Carrots and sweetness aside, perhaps the greatest variation is this:

Breakfast pasty on foil
Breakfast pasty on foil

That’s right: a breakfast pasty. This example was purchased from Dobber’s, featuring a “combination of scrambled eggs, potatoes, cheddar cheese, seasoned pork sausage, onions, and salt & pepper.” I’d already eaten breakfast when I rolled into the parking lot, but this second breakfast was better.
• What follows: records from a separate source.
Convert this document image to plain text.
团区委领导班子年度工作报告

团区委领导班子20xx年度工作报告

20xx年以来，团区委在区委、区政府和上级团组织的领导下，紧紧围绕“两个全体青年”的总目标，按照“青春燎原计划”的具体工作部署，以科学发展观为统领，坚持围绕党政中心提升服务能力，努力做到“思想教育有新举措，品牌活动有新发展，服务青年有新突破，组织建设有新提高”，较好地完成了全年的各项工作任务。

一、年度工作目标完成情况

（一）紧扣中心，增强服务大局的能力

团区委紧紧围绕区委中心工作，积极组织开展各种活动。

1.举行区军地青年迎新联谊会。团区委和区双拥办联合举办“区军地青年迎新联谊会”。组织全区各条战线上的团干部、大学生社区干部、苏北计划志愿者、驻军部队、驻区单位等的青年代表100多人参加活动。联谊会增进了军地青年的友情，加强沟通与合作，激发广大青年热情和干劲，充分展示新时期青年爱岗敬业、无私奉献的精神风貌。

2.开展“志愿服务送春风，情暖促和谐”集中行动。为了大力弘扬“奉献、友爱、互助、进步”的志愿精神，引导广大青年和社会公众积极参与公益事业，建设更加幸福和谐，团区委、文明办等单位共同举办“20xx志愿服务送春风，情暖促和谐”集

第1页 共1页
I also snagged a frozen version with chicken, which baked up beautifully once I got home. And while you can order pasties online, I began to wonder how I could make this UP specialty on my own.

Photo:  Josh Wussow
Photo: Josh Wussow

Pretty simply, as it turns out. Chef John, one of the patron saints of YouTube cookery, has an interesting guide over at the Food Wishes channel. His gleeful disregard for (just a few) of the traditional rules is not only charming, but also helps streamline the process for home cooks.

A trip to Michigan’s pasty shops makes it clear that the pasty deserves its place among the portable pies of the world. It does everything a good handheld meal should do: stick together, stay warm, and offer a variety of flavors and textures. Whether you cling to tradition or crave something different and new, the pasty can deliver the goods.